Não, não me refiro à turma de AEC (Actividades Extra Curriculares) da professora de Mirandela que posou nua para a Playboy, e cujo irreflectido gesto teve como principal consequência colocar as tão famosas alheiras transmontanas firmes e hirtas...
Nem me refiro à vizinha do 4º Frente cujas tangas fio dental têm insistentemente caído na minha varanda do 2º Piso e nunca caem em nenhum dos outros andares...

Fado, Futebol e Fátima são, até agora, os conhecidos 3 Fs que simbolizam os valores portugueses na época da ditadura de Salazar.

O 4º F esteve escondido num envelope selado até ao dia em que foram anunciadas pelo nosso governo, com a conivência do principal partido da oposição, as tão badaladas medidas de austeridade, de combate ao Défice.

Por causa desse gajo, o Défice, vamos todos pagar mais IRS e IVA e vários benefícios fiscais nos vão ser reduzidos.
Entre 2000 e 2008 o país pediu 34 M€ emprestados por dia à UE e eu agora é que os vou ter que pagar ? 34 M€ por dia !!!
Para quê ?
Para subsidiar o abate de frota pesqueira e a destruição de plantações agrícolas, para o esbanjamento de novo-riquismo em obras cujos orçamentos foram largamente ultrapassados, para a compra de submarinos com contra-partidas ruinosas, para a beneficiação das empresas lideradas pelos boys nos concursos das grandes obras públicas, entre muitas outras escandaleiras...

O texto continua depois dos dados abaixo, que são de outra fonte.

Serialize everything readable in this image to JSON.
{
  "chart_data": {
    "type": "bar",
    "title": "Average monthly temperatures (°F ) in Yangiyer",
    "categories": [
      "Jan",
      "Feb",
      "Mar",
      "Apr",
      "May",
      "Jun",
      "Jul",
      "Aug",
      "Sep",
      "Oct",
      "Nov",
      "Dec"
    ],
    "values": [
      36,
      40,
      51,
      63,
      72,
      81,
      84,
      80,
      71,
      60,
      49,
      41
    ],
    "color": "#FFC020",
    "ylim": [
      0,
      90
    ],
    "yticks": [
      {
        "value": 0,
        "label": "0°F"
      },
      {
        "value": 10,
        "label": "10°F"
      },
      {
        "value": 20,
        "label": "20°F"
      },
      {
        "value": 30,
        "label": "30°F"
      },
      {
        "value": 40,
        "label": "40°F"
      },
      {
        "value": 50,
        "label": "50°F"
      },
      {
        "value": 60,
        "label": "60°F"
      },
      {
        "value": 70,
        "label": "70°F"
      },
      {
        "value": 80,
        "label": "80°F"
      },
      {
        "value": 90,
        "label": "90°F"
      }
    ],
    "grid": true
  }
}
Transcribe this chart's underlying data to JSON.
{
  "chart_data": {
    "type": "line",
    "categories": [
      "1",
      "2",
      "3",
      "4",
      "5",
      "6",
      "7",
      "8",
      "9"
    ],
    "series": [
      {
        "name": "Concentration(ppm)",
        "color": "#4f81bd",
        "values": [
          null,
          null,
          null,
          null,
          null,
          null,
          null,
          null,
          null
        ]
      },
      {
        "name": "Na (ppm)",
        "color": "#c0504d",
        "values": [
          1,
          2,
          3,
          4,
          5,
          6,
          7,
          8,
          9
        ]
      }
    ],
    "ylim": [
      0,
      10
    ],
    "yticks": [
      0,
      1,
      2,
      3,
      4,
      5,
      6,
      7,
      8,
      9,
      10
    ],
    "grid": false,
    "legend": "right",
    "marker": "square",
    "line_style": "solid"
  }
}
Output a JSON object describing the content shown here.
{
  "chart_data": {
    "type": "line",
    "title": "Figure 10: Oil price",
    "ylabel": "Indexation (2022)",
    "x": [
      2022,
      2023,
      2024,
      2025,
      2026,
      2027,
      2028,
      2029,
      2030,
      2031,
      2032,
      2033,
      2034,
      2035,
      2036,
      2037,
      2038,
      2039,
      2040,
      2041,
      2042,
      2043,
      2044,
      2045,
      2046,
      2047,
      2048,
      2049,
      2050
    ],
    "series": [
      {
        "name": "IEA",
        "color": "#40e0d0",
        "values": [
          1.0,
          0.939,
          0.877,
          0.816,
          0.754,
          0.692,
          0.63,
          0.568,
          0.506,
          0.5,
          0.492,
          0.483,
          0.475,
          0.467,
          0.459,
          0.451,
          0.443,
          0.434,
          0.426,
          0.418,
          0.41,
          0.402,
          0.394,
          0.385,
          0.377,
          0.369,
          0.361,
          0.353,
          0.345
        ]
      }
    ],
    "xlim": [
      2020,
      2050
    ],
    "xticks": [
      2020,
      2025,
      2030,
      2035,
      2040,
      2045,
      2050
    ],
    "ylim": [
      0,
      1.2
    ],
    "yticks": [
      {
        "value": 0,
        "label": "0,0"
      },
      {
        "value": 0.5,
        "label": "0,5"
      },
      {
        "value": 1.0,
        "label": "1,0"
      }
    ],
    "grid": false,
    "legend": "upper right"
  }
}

Eu, tu, nós... O que fizemos para contribuir para que esta situação financeira do país chegasse a este estado ? Sempre pagamos impostos, temos as nossas obrigações em dia, não devemos nada a ninguém, continuamos ano após ano a perder poder de compra, a navegar à vista...
Para quê ?
Para que alguns abutres esperem sossegadamente que os alimentem com carne fresca já desossada, para que alguns especuladores brinquem no Casino da Bolsa, para que a Banca enriqueça à custa do consumismo e do crédito fácil.
A Banca, como num círculo vicioso, primeiro com o crédito fácil na ânsia do enriquecimento rápido dos accionistas, depois o crédito mal parado e a dificuldade em cobrar, as dificuldades de financiamento externo no BCE, o aumento dos spreads e a dificuldade em obter crédito... Já para não falar dos casos BPN e BPP em que o financiamento teve que ser interno dos nossos bolsos...
O 4º F é então revelado: Depois de Fado, Futebol e Fátima o 4º é um F de Fodidos !!! E mal pagos !!!

Monday, October 12, 2009

Campanha Eleitoral

Finalmente terminaram as campanhas eleitorais!
Legislativas e logo de seguida autárquicas é muita areia para a minha camioneta...
Praticamente um mês inteiro de injecção partidária em todos os meios de comunicação social e muitas vezes nas nossas ruas...
Devo confessar que não tenho qualquer fascínio pela política activa partidária. Gosto de discutir ideias, tenho as minhas convicções e dúvidas, mas não me revejo na forma de fazer política actual. Placares em todas as rectas, curvas e rotundas, folhetos na nossa caixa de correio, bandeirinhas agitadas, debates a toda a hora, intrigas, jantaradas com militantes, arraiais de música pimba, arruadas pelas feiras, falsas escutas...
Muito dinheirinho gasto dos bolsos dos contribuintes, na maior parte das vezes sem qualquer impacto no esclarecimento programático e na decisão do voto do eleitor.
E para quê ? Para mudar o disco e tocar o mesmo !
As ideias podem ser diferentes, mas os objectivos deveriam e poderiam ser iguais. Mas não.
A oposição só quer o poder, o poder só quer a maioria absoluta para poder governar sem a oposição. Há quem perca as eleições para uma autarquia e que se recuse a ser vereador!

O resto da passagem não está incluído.